Because they're already losing money overall. When you're running at a loss, you can't afford to operate routes that lose money on every flight. It's a math problem with no good answer.
So the airspace closures are the real culprit here?
They're part of it, but it's the combination. Longer routes alone might be manageable if fuel prices were stable. Fuel prices alone might be manageable if routes were direct. Together, they've crossed a threshold where the airline has to choose between bleeding cash or cutting flights.

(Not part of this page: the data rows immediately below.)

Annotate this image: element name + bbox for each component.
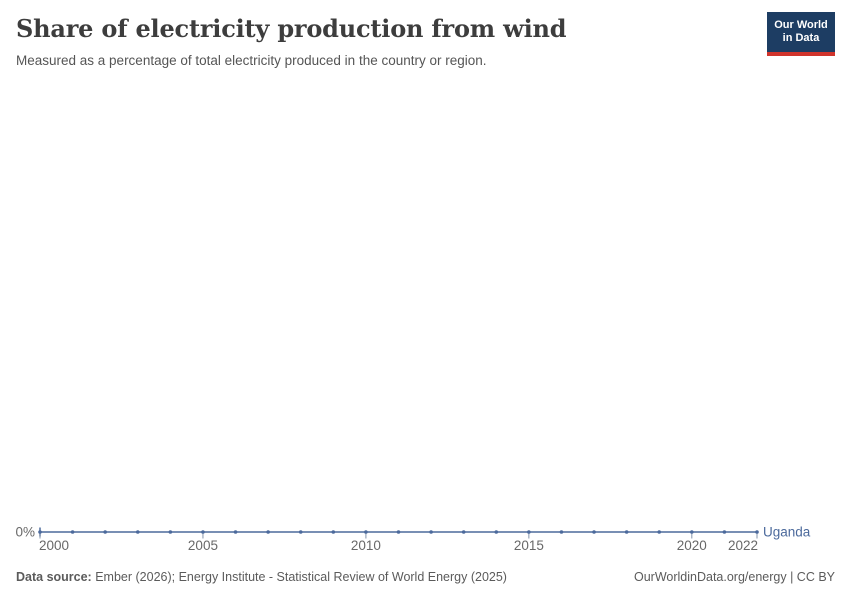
data-point[interactable] <box>70 530 75 534</box>
x-tick-label: 2010 <box>351 538 381 553</box>
owid-logo-line2: in Data <box>782 32 820 44</box>
x-tick-label: 2022 <box>728 538 758 553</box>
data-point[interactable] <box>233 530 238 534</box>
data-point[interactable] <box>298 530 303 534</box>
data-point[interactable] <box>657 530 662 534</box>
data-point[interactable] <box>722 530 727 534</box>
data-point[interactable] <box>103 530 107 534</box>
y-axis-zero-label: 0% <box>15 525 35 540</box>
data-point[interactable] <box>38 530 42 534</box>
data-point[interactable] <box>624 530 629 534</box>
owid-logo: Our World in Data <box>767 12 835 56</box>
data-point[interactable] <box>755 530 759 534</box>
data-point[interactable] <box>461 530 466 534</box>
data-point[interactable] <box>201 530 205 534</box>
x-tick-label: 2020 <box>677 538 707 553</box>
x-tick-label: 2000 <box>39 538 69 553</box>
x-tick-label: 2005 <box>188 538 218 553</box>
data-point[interactable] <box>396 530 401 534</box>
data-point[interactable] <box>331 530 336 534</box>
data-source-text: Ember (2026); Energy Institute - Statist… <box>95 570 507 584</box>
data-source-label: Data source: <box>16 570 92 584</box>
x-tick-label: 2015 <box>514 538 544 553</box>
chart-title: Share of electricity production from win… <box>16 14 567 43</box>
data-point[interactable] <box>135 530 140 534</box>
chart-footer: Data source: Ember (2026); Energy Instit… <box>16 570 835 585</box>
data-point[interactable] <box>592 530 596 534</box>
owid-logo-line1: Our World <box>774 19 828 31</box>
data-point[interactable] <box>364 530 368 534</box>
data-point[interactable] <box>168 530 173 534</box>
data-source: Data source: Ember (2026); Energy Instit… <box>16 570 507 585</box>
entity-label-uganda[interactable]: Uganda <box>763 525 811 540</box>
data-point[interactable] <box>266 530 270 534</box>
data-point[interactable] <box>494 530 499 534</box>
data-point[interactable] <box>429 530 433 534</box>
data-point[interactable] <box>559 530 564 534</box>
data-point[interactable] <box>527 530 531 534</box>
footer-license[interactable]: OurWorldinData.org/energy | CC BY <box>633 570 835 584</box>
chart-subtitle: Measured as a percentage of total electr… <box>16 53 487 68</box>
data-point[interactable] <box>690 530 694 534</box>
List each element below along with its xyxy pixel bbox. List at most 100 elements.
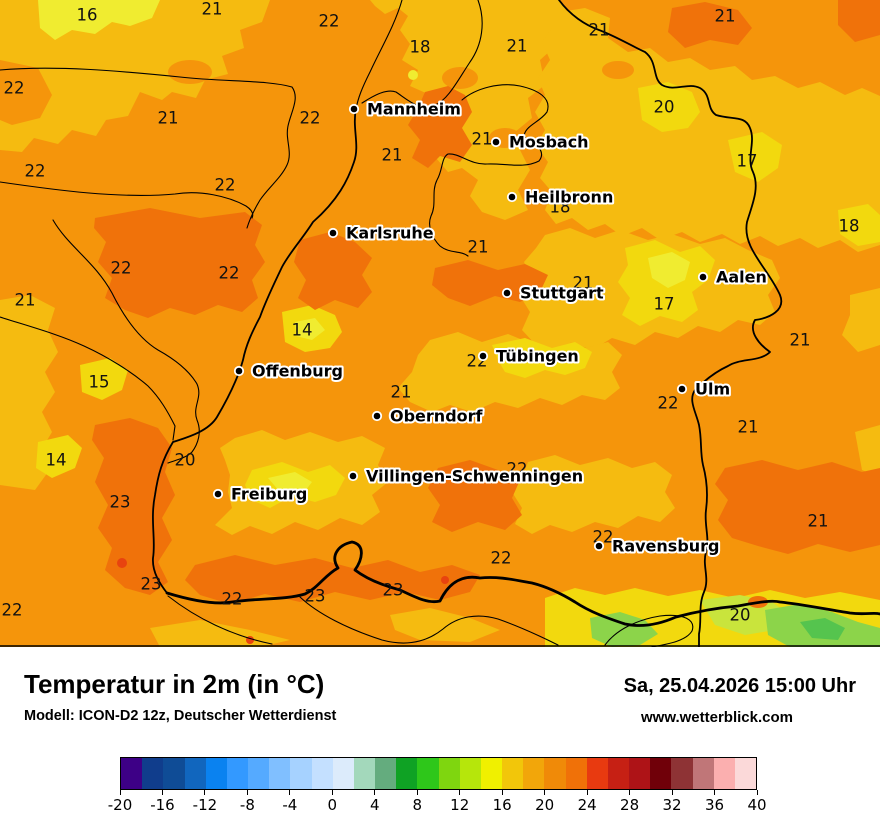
- colorbar-segment: [713, 758, 735, 789]
- colorbar-tick-label: 0: [327, 796, 338, 814]
- colorbar-tick: [331, 790, 333, 795]
- colorbar-segment: [523, 758, 545, 789]
- city-label-stuttgart: Stuttgart: [520, 284, 604, 303]
- colorbar-segment: [205, 758, 227, 789]
- colorbar-segment: [396, 758, 418, 789]
- temperature-value-label: 22: [111, 259, 132, 278]
- city-dot-oberndorf: [371, 410, 383, 422]
- colorbar-segment: [629, 758, 651, 789]
- temperature-value-label: 21: [202, 0, 223, 19]
- colorbar-tick-label: 16: [492, 796, 512, 814]
- colorbar-tick: [204, 790, 206, 795]
- temperature-value-label: 15: [89, 373, 110, 392]
- city-dot-mosbach: [490, 136, 502, 148]
- colorbar-tick: [501, 790, 503, 795]
- colorbar-tick: [756, 790, 758, 795]
- temperature-value-label: 18: [839, 217, 860, 236]
- temperature-value-label: 22: [219, 264, 240, 283]
- model-info: Modell: ICON-D2 12z, Deutscher Wetterdie…: [24, 708, 337, 724]
- temperature-map: 16 21 22 18 21 21 21 22 21 22 20 21 21 17 22 22 18 18 21 22…: [0, 0, 880, 648]
- map-area: 16 21 22 18 21 21 21 22 21 22 20 21 21 17 22 22 18 18 21 22…: [0, 0, 880, 648]
- city-label-freiburg: Freiburg: [231, 485, 307, 504]
- city-markers: Mannheim Mosbach Heilbronn Karlsruhe Stuttga…: [212, 98, 769, 558]
- temperature-value-label: 22: [25, 162, 46, 181]
- colorbar-tick: [629, 790, 631, 795]
- temperature-value-label: 22: [215, 176, 236, 195]
- colorbar-tick: [671, 790, 673, 795]
- city-dot-stuttgart: [501, 287, 513, 299]
- colorbar-tick: [416, 790, 418, 795]
- colorbar-tick-label: 8: [412, 796, 423, 814]
- colorbar-segment: [290, 758, 312, 789]
- city-dot-freiburg: [212, 488, 224, 500]
- colorbar-segment: [565, 758, 587, 789]
- colorbar-segment: [163, 758, 185, 789]
- temperature-value-label: 22: [319, 12, 340, 31]
- city-dot-aalen: [697, 271, 709, 283]
- city-dot-karlsruhe: [327, 227, 339, 239]
- colorbar-tick-label: -12: [192, 796, 218, 814]
- temperature-value-label: 21: [808, 512, 829, 531]
- city-label-aalen: Aalen: [716, 268, 767, 287]
- colorbar-tick-label: 12: [450, 796, 470, 814]
- temperature-value-label: 18: [550, 198, 571, 217]
- colorbar-segment: [184, 758, 206, 789]
- temperature-value-label: 14: [292, 321, 313, 340]
- colorbar-segment: [480, 758, 503, 789]
- colorbar-segment: [544, 758, 566, 789]
- colorbar-tick-label: -16: [150, 796, 175, 814]
- city-label-heilbronn: Heilbronn: [525, 188, 613, 207]
- colorbar-tick-label: -8: [239, 796, 255, 814]
- city-label-offenburg: Offenburg: [252, 362, 343, 381]
- colorbar-tick: [246, 790, 248, 795]
- temperature-value-label: 22: [658, 394, 679, 413]
- temperature-value-label: 20: [654, 98, 675, 117]
- colorbar-segment: [417, 758, 439, 789]
- temperature-value-label: 21: [589, 21, 610, 40]
- temperature-value-label: 22: [300, 109, 321, 128]
- colorbar-tick: [119, 790, 121, 795]
- page-title: Temperatur in 2m (in °C): [24, 669, 325, 699]
- colorbar-segment: [375, 758, 397, 789]
- colorbar-segment: [734, 758, 757, 789]
- temperature-value-label: 22: [4, 79, 25, 98]
- colorbar-tick: [714, 790, 716, 795]
- colorbar-segment: [671, 758, 693, 789]
- temperature-value-label: 21: [158, 109, 179, 128]
- temperature-field: [0, 0, 880, 647]
- temperature-value-label: 17: [654, 295, 675, 314]
- colorbar-segment: [459, 758, 481, 789]
- website-link[interactable]: www.wetterblick.com: [641, 709, 793, 726]
- city-label-mannheim: Mannheim: [367, 100, 461, 119]
- temperature-value-label: 21: [391, 383, 412, 402]
- colorbar-segment: [438, 758, 460, 789]
- temperature-value-label: 16: [77, 6, 98, 25]
- colorbar-tick-label: 20: [535, 796, 555, 814]
- temperature-value-label: 22: [507, 460, 528, 479]
- city-label-mosbach: Mosbach: [509, 133, 589, 152]
- temperature-value-label: 22: [222, 590, 243, 609]
- colorbar-tick-label: -4: [282, 796, 298, 814]
- colorbar-tick-label: 24: [577, 796, 597, 814]
- colorbar-tick: [289, 790, 291, 795]
- colorbar-segment: [586, 758, 608, 789]
- colorbar-segment: [269, 758, 291, 789]
- city-label-karlsruhe: Karlsruhe: [346, 224, 434, 243]
- colorbar-segment: [142, 758, 164, 789]
- colorbar-segment: [248, 758, 270, 789]
- temperature-value-label: 14: [46, 451, 67, 470]
- colorbar-tick-label: -20: [107, 796, 133, 814]
- temperature-value-label: 23: [141, 575, 162, 594]
- forecast-datetime: Sa, 25.04.2026 15:00 Uhr: [623, 675, 856, 697]
- colorbar-tick-label: 32: [662, 796, 682, 814]
- colorbar-tick: [544, 790, 546, 795]
- city-dot-ulm: [676, 383, 688, 395]
- temperature-value-label: 23: [383, 581, 404, 600]
- colorbar-segment: [607, 758, 630, 789]
- colorbar-tick-label: 4: [370, 796, 380, 814]
- city-label-ulm: Ulm: [695, 380, 730, 399]
- city-dot-heilbronn: [506, 191, 518, 203]
- temperature-value-label: 17: [737, 152, 758, 171]
- colorbar-segment: [332, 758, 354, 789]
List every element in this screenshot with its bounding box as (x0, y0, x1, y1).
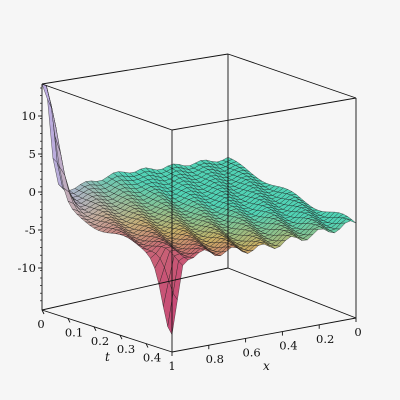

What happens to the people who already booked these flights?
They get rebooked or refunded, presumably. But there's no good outcome—you're either delayed, rerouted to a longer journey yourself, or you lose your plans entirely. The airline regrets it, but they're out of options.
Is this temporary, or could it last longer than July?
That depends entirely on the Middle East. If tensions ease and airspace reopens, Air India can get back to normal routing. If not, they'll likely keep cutting. Wilson is hoping for a quick resolution, but hope isn't a strategy.
Why is Air India in such a weak position compared to other airlines?
They're already loss-making, so they have no cushion. A profitable airline can absorb some unprofitable routes for a while. Air India can't. They're operating on a knife's edge.